AltTS: A Dual-Path Framework with Alternating Optimization for Multivariate Time Series Forecasting
Zhihang Yuan, Zhiyuan Liu, Mahesh K. Marina
TL;DR
ALTTS addresses gradient entanglement in multivariate time series forecasting by decoupling autoregressive (AR) dynamics from cross-dimension (CR) interactions into a dual-path framework. The AR path is a linear per-series predictor with RevIN, while the CR path is a Transformer with Cross-Relation Self-Attention (CRSA) that explicitly models cross-variable dependencies, with diagonal masking to prevent AR leakage. These paths are coordinated through alternating optimization (AO), updating AR and CR parameters in turn with independent optimizers to reduce gradient noise and interference.

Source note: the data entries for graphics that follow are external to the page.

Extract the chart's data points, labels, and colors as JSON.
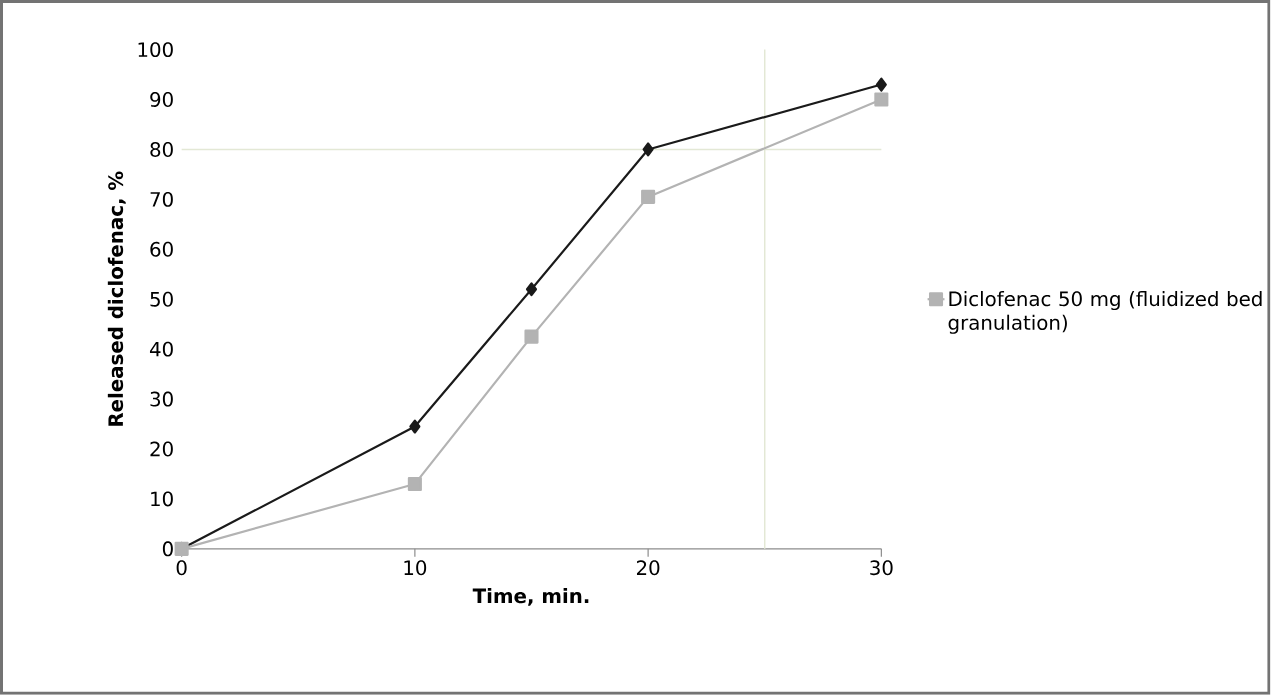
{
  "chart_data": {
    "type": "line",
    "xlabel": "Time, min.",
    "ylabel": "Released diclofenac, %",
    "x": [
      0,
      10,
      15,
      20,
      30
    ],
    "series": [
      {
        "color": "#1a1a1a",
        "marker": "diamond",
        "values": [
          0,
          24.5,
          52,
          80,
          93
        ]
      },
      {
        "name": "Diclofenac 50 mg (fluidized bed granulation)",
        "color": "#b3b3b3",
        "marker": "square",
        "values": [
          0,
          13,
          42.5,
          70.5,
          90
        ]
      }
    ],
    "xlim": [
      0,
      30
    ],
    "xticks": [
      0,
      10,
      20,
      30
    ],
    "ylim": [
      0,
      100
    ],
    "yticks": [
      0,
      10,
      20,
      30,
      40,
      50,
      60,
      70,
      80,
      90,
      100
    ],
    "ref_lines": [
      {
        "axis": "y",
        "value": 80,
        "color": "#e3e8d5"
      },
      {
        "axis": "x",
        "value": 25,
        "color": "#e3e8d5"
      }
    ],
    "grid": false,
    "legend": "right",
    "line_style": "solid"
  }
}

Empirically, ALTTS achieves competitive to state-of-the-art results across seven LTSF benchmarks, with the largest gains at long horizons, and ablations confirm the critical roles of AR/CR decoupling and AO in stabilizing training and improving accuracy. The work highlights training schedules as a design variable, suggesting optimization-driven architectural choices can drive progress as effectively as more complex models.
Abstract
Multivariate time series forecasting involves two qualitatively distinct factors: (i) stable within-series autoregressive (AR) dynamics, and (ii) intermittent cross-dimension interactions that can become spurious over long horizons. We argue that fitting a single model to capture both effects creates an optimization conflict: the high-variance updates needed for cross-dimension modeling can corrupt the gradients that support autoregression, resulting in brittle training and degraded long-horizon accuracy. To address this, we propose ALTTS, a dual-path framework that explicitly decouples autoregression and cross-relation (CR) modeling. In ALTTS, the AR path is instantiated with a linear predictor, while the CR path uses a Transformer equipped with Cross-Relation Self-Attention (CRSA); the two branches are coordinated via alternating optimization to isolate gradient noise and reduce cross-block interference. Extensive experiments on multiple benchmarks show that ALTTS consistently outperforms prior methods, with the most pronounced improvements on long-horizon forecasting. Overall, our results suggest that carefully designed optimization strategies, rather than ever more complex architectures, can be a key driver of progress in multivariate time series forecasting.